Marcelo Gallardo s’est engagé pour pour un projet bien plus grand : “Nous avions à peine commencé, alors j'ai compris que je n'étais pas seulement lié aux résultats. Si c'est l'approche, je crois que de bonnes choses peuvent arriver. Vous avez besoin de temps pour travailler. Nous devions encore comprendre où nous allions, mais il y avait de l'enthousiasme et de la détermination à construire quelque chose qui nous rendrait heureux.”
Il s'est intéressé à tous les aspects de la vie à River, des jeunes aux installations de formation. Il y a des histoires de lui qui s'agite sur des petits détails, qui passe des heures libres à regarder l'équipe féminine et même l'équipe de hockey sur gazon de River. Il a insisté sur le fait que le président D'Onofrio se penchait sur l'avenir en investissant dans de nouveaux terrains et de nouvelles infrastructures.
Ce projet était un énorme chantier, d’une rénovation et d’une modernisation complète de toute l’institution de River Plate.
”La passion pour le football en Amérique du Sud est de très courte durée”, dit Gallardo dans cette entretien à The Athletic. “Les fans veulent gagner dimanche. C'est la seule chose qui les intéresse. Et cette façon de penser se transmet. Nous avions besoin d'une vision différente. Nous avons dû renforcer la structure du club en fonction de ce qui est nécessaire pour un club qui développe les joueurs : plus de structure, plus d'organisation. Je ne veux pas dire que ces choses n'existaient pas déjà, mais nous avons dû améliorer les choses, leur donner un coup de pouce. Heureusement, j'ai trouvé un groupe de cadres qui partageaient le même point de vue. Ils avaient confiance que nous créerions quelque chose qui nous rendrait plus forts. Mais cela n'arrive pas du jour au lendemain. Cela ne peut se produire que si un entraîneur reste dans un club pendant une période prolongée. Cela devient très difficile s'il y a un changement constant.”
Dès son arrivé, il va donc commencer les travaux. Tous les secteurs sont concernés. Le terrain, avec la pelouse du Monumental qui est maintenant équipée de systèmes électroniques qui détectent en temps réel son état, permettant de définir non seulement quels secteurs doivent être mieux irrigués, à quel niveau, mais qui donnent aussi des informations quant à la dureté du sol et livrent ainsi des données qui permettent de déterminer la vitesse du ballon (et ainsi adapter le système tactique), mais aussi quel types de crampons doivent être fournis aux joueurs.
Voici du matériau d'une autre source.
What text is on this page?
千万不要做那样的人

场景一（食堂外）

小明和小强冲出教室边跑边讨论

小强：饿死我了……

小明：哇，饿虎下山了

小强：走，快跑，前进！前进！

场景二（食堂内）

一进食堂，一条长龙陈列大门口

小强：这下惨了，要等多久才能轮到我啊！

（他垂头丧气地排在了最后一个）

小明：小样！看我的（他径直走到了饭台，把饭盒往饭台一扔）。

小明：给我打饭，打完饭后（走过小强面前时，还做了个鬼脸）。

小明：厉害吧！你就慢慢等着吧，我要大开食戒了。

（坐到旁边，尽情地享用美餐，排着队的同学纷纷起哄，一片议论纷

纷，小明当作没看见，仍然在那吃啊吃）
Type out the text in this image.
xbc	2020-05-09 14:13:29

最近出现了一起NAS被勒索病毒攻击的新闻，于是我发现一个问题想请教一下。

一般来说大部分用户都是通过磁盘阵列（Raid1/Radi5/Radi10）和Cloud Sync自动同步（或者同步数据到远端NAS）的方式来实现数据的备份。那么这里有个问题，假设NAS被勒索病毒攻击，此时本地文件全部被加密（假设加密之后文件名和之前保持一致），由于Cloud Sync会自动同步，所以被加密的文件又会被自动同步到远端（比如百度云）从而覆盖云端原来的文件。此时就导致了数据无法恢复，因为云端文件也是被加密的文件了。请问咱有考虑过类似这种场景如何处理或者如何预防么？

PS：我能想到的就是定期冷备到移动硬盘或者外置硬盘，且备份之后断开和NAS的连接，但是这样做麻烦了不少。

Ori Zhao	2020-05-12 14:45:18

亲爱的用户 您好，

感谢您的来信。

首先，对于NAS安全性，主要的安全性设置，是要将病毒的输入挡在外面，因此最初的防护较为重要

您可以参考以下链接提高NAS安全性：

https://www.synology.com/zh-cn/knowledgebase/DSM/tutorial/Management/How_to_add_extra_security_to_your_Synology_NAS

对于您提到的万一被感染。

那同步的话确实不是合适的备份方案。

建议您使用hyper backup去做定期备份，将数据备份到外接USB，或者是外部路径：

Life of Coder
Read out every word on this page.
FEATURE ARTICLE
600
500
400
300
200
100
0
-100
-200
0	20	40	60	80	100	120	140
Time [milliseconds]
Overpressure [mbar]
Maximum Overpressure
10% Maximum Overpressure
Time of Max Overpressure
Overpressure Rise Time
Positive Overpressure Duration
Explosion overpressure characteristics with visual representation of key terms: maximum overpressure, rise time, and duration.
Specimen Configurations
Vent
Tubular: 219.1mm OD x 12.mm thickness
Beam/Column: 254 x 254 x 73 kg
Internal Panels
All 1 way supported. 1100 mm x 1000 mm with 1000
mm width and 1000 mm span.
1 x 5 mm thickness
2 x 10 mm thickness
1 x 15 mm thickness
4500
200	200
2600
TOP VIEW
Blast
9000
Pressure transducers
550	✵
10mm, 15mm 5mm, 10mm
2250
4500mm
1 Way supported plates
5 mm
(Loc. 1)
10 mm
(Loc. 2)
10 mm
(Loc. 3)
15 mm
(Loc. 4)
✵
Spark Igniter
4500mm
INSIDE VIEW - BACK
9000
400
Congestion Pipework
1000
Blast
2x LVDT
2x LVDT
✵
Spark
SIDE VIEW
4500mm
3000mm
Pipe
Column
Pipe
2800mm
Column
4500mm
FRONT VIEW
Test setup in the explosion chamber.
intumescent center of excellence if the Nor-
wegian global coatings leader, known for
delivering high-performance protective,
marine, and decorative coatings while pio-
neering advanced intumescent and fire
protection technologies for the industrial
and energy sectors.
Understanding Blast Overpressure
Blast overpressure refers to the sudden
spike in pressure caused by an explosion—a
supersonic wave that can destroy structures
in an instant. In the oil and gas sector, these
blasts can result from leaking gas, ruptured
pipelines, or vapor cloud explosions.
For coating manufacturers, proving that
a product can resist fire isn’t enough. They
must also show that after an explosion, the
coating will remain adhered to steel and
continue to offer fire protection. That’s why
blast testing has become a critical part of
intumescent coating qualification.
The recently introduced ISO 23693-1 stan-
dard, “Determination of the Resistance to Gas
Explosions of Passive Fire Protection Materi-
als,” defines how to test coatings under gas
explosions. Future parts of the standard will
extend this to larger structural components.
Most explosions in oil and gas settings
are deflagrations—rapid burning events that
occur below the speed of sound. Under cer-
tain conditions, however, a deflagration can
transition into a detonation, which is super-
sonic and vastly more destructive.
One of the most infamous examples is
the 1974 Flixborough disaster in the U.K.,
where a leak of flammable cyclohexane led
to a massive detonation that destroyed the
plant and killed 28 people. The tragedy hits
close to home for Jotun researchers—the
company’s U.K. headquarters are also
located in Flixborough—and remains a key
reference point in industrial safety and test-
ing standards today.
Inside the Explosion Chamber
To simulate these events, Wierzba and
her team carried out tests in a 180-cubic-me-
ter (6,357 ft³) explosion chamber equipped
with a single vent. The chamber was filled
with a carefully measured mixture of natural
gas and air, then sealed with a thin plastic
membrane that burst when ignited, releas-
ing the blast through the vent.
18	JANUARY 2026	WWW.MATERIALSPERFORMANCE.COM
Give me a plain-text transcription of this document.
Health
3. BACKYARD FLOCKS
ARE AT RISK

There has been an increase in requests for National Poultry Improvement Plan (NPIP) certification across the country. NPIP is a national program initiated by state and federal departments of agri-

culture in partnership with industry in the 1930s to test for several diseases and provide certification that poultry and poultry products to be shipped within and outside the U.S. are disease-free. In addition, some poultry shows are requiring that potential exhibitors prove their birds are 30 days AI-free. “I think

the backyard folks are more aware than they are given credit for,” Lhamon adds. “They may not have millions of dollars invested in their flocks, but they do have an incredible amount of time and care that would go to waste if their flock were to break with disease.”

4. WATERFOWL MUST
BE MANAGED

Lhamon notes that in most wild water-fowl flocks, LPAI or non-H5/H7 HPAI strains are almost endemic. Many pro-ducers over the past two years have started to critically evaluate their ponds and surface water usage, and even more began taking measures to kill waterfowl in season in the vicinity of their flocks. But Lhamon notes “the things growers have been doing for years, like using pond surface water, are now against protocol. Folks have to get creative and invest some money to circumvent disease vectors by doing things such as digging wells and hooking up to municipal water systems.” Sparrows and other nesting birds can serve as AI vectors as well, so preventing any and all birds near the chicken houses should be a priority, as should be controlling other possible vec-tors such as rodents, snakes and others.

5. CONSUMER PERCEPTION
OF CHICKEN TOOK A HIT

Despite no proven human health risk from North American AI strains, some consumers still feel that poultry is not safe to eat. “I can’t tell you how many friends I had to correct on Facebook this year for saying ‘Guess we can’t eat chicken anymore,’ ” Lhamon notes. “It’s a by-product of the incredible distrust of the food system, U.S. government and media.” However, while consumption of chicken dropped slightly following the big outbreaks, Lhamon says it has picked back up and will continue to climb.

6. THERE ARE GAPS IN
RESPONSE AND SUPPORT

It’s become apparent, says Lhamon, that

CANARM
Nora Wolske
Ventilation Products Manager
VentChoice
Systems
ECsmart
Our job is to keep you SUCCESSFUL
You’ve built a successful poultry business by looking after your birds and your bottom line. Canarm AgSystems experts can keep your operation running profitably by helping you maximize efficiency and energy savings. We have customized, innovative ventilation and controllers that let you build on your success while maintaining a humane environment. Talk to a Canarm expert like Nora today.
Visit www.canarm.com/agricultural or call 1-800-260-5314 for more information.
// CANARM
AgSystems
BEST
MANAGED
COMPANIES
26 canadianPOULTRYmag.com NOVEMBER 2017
La vie d’équipe est également concerné avec la modernisation du centre dans lequel les joueurs se réunissent lors des mises au vert ou des concentrations d’avant-match.
De plus, Marcelo Gallardo est entouré d’un large staff d’une vingtaine de personne dont une Sandra Rossi, adjointe sur laquelle on pourrait dédier tout un article. C’est une spécialiste de la médecine du sport et des neurosciences, elle travaille à l’optimisation du cerveau des joueurs afin de raccourcir leur temps de réaction, augmenter leur vision périphérique, augmenter leur capacité de concentration et à rendre plus efficace leur communication. Le rôle de Rossi pourrait être défini comme celui d’un "coach du cerveau”. Muscler les cerveaux, développer la plasticité neuronale afin de doper la plasticité de son équipe. “Les joueurs qui pensent mieux et plus vite, avec plus d’outils pour résoudre les problèmes, font la différence. Le moteur est la tête” a ainsi déclaré Gallardo.